A UCSD professor has made the discovery

Apr 24, 2009 14:56 GMT  ·  By
Letter from William Franklin to Benjamin Franklin; it reads “Tis scarcely to be believed what havock & oppression have been committed by the army in their march. Hardly a farmer…”
   Letter from William Franklin to Benjamin Franklin; it reads “Tis scarcely to be believed what havock & oppression have been committed by the army in their march. Hardly a farmer…”

Shuffling through old papers in the British Library, University of California in San Diego (UCSD) Professor of Political Sciences Alan Houston stumbled upon documents that hadn't seen the light of day for more than 250 years – a lost letter trove belonging to Benjamin Franklin. The collection of 47 letters, all dating back to the spring and summer of 1775, were found in the Copies of Letters relating to the March of General Braddock, a work authored by Thomas Birch. The author was a compiler and transcriber of historical documents, and he faithfully copied these letters, which were either written by or for Franklin, or even about him.

The entire collection is scheduled to be published in the April issue of the journal William and Mary Quarterly. They detail Franklin's involvement in the first phase of the French and Indian War, namely his interactions with General Edward Braddock. Houston, who was in England researching his latest book, Benjamin Franklin and the Politics of Improvement (Yale University Press, 2008), made the find in the last day of his stay on the island. He had planned to meet up with some friends, but decided to go for a final round of research instead.

Houston shared that the part of Birch's handiwork that was stored at the British Library numbered a whooping 400 volumes, and that the innocently titled book he requested showed no hints as to its contents. “It's late, but I'll take a quick glance before I leave,” he reported as saying when finally getting to Birch's transcripts. “I knew almost instantly what I was looking at. Franklin refers to a book of letters concerning the 'wagon affair' in his 'Autobiography,' but no one has ever seen it. Like others, I assumed that it had had not survived,” the political-thought expert added. “This was a find of a different order of magnitude, the kind that happens only once in a lifetime.”

“It is one thing to find a single letter, but to find a whole conversation is stunning. It's a really great story, that a diligent scholar who knows what he's looking at can find what nobody saw,” University of Nevada Professor of American History Scott Casper, who is also the visiting editor of the William and Mary Quarterly, shared. “Finally, the sheer existence of these letters, sitting quietly on the shelves of the British Library for nearly 250 years, poses a tantalizing question. Franklin spent 18 years – more than 20 percent of his life – in the United Kingdom. How many other treasures await to be found?” Houston asked.

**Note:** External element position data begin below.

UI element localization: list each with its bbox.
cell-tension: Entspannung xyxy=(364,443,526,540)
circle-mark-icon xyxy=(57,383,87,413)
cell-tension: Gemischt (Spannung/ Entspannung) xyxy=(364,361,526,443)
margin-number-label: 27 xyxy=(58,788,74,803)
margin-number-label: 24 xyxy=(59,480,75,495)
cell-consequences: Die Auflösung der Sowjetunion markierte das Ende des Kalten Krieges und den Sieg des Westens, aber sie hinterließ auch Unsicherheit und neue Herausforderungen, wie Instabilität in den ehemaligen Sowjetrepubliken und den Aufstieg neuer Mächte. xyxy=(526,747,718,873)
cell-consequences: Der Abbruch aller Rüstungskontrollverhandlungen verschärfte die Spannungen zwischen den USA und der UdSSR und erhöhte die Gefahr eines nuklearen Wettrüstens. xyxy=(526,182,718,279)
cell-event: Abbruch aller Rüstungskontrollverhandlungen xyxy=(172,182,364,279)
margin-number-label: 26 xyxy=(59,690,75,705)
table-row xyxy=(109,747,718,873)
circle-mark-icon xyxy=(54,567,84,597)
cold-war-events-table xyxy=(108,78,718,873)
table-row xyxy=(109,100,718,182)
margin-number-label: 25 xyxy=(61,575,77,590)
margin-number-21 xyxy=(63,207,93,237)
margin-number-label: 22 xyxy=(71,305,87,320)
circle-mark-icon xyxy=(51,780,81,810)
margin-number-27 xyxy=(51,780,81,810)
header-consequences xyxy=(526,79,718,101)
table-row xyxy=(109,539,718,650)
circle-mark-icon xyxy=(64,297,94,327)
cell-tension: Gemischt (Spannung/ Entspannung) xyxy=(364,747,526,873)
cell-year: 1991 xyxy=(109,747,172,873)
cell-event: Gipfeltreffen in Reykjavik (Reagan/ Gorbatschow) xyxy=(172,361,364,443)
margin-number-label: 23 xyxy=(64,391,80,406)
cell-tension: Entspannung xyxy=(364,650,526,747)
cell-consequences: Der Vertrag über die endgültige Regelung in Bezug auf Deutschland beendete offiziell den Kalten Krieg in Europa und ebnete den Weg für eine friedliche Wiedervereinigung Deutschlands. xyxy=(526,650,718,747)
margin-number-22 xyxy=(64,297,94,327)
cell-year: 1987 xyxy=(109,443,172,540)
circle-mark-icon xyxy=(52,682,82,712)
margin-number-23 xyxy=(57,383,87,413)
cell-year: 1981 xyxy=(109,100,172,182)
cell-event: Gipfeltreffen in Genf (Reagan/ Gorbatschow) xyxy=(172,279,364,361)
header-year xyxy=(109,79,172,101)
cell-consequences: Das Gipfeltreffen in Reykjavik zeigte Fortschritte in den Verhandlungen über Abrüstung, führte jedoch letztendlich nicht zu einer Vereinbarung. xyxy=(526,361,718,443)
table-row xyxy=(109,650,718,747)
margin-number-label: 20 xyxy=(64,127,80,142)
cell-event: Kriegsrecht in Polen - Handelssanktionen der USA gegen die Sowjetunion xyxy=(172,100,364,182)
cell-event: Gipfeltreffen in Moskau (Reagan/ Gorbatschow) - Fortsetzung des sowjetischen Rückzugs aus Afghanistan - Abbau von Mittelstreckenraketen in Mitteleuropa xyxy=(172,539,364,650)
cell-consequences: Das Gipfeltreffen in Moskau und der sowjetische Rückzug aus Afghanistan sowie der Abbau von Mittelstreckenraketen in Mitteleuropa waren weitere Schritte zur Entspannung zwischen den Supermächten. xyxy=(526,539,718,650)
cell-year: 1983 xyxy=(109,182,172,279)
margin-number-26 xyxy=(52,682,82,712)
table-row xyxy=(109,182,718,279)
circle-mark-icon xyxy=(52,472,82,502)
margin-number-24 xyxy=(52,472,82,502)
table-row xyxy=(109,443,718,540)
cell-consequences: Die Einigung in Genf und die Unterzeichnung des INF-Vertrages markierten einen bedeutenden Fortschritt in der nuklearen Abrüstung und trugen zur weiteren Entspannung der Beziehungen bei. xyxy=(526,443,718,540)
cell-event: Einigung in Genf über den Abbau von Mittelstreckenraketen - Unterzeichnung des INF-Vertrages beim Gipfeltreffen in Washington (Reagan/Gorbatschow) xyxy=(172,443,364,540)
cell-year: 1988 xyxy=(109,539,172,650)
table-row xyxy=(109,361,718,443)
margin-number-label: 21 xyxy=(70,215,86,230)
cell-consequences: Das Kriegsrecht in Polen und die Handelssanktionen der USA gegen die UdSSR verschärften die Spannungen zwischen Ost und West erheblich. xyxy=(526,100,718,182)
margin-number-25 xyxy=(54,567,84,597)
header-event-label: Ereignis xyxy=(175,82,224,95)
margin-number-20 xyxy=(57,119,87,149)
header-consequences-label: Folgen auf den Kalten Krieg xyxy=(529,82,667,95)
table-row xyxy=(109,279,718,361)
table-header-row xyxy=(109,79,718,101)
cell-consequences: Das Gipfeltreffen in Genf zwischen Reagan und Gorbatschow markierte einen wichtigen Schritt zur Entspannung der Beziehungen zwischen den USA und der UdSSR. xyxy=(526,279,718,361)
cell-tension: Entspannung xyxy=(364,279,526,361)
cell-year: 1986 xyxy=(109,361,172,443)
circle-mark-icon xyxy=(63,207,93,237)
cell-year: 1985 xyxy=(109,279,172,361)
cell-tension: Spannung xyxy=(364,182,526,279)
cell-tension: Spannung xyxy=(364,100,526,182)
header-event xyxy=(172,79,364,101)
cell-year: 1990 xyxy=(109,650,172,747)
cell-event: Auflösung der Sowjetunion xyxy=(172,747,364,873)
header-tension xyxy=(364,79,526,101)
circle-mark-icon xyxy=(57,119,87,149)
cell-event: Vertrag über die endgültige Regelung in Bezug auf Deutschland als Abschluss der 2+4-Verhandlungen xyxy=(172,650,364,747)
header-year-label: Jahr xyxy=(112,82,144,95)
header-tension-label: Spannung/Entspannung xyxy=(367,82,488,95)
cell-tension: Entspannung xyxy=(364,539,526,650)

According to the researchers, the letter trove also sheds some light on the events of the time, and especially on the march that General Braddock led through Pennsylvania. The idyllic image of the war in which the French and the Indian were also involved has been somewhat shattered, as the newly found documents contradict some of the data that Franklin himself wrote in his Autobiography. “This is not only important to Ben Franklin scholarship, but also illuminates an important part of American history,” Casper concluded.